They lost on Saturday and lost again on Sunday, as the Winnipeg Jets came into Chicago and, thanks to a late goal from Andrew Copp, left with a 2-1 victory. The Blackhawks didn’t have Jonathan Toews in the lineup, as their captain remains out with an injury.

The news wasn’t particularly promising Sunday. Toews, who has four goals and 12 points in 21 games this season, is being kept off the ice for the next few days, because his injury isn’t improving.

“When you’re missing a guy right away for a couple of games, it may not really show up and guys are excited to get that chance. The longer you go, missing a great player, there’s going to be a hole,” Patrick Kane told CSN Chicago.

“Nothing we can control.
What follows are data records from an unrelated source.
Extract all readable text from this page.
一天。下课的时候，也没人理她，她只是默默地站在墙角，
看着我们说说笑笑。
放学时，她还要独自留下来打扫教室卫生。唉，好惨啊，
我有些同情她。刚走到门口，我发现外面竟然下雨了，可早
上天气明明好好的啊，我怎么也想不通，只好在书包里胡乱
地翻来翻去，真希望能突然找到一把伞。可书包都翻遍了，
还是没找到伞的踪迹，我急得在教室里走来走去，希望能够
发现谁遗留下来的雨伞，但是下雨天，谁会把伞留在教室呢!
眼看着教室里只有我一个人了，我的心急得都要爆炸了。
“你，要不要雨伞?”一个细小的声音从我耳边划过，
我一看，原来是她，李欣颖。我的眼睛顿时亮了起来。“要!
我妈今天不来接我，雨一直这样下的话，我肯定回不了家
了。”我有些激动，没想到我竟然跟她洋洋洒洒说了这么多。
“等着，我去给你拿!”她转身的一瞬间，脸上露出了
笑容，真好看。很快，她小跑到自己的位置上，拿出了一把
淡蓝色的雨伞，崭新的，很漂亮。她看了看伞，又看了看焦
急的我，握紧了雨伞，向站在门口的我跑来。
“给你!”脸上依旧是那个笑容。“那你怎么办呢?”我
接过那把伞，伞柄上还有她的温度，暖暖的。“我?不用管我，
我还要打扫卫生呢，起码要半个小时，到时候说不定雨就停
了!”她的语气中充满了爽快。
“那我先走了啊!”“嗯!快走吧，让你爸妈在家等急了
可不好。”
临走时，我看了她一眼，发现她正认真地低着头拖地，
It’s something guys like myself and other guys have to step up and try to [help], whether it’s taking on more ownership and leadership, playing the right way and do whatever you can to help this team win.”

The Blackhawks have been kept to two or fewer goals in four of their last five games. They haven’t scored a power play goal in the last five games, going 0-for-13 in that stretch.

In addition to missing Toews, the Blackhawks are also without goalie Corey Crawford for two to three weeks.

This is a difficult stretch they’re going through.

“Well, you certainly miss his presence in all aspects of your team game, his leadership as well, as good as anybody that’s played,” coach Joel Quenneville said of Toews. “You use all those important minutes.”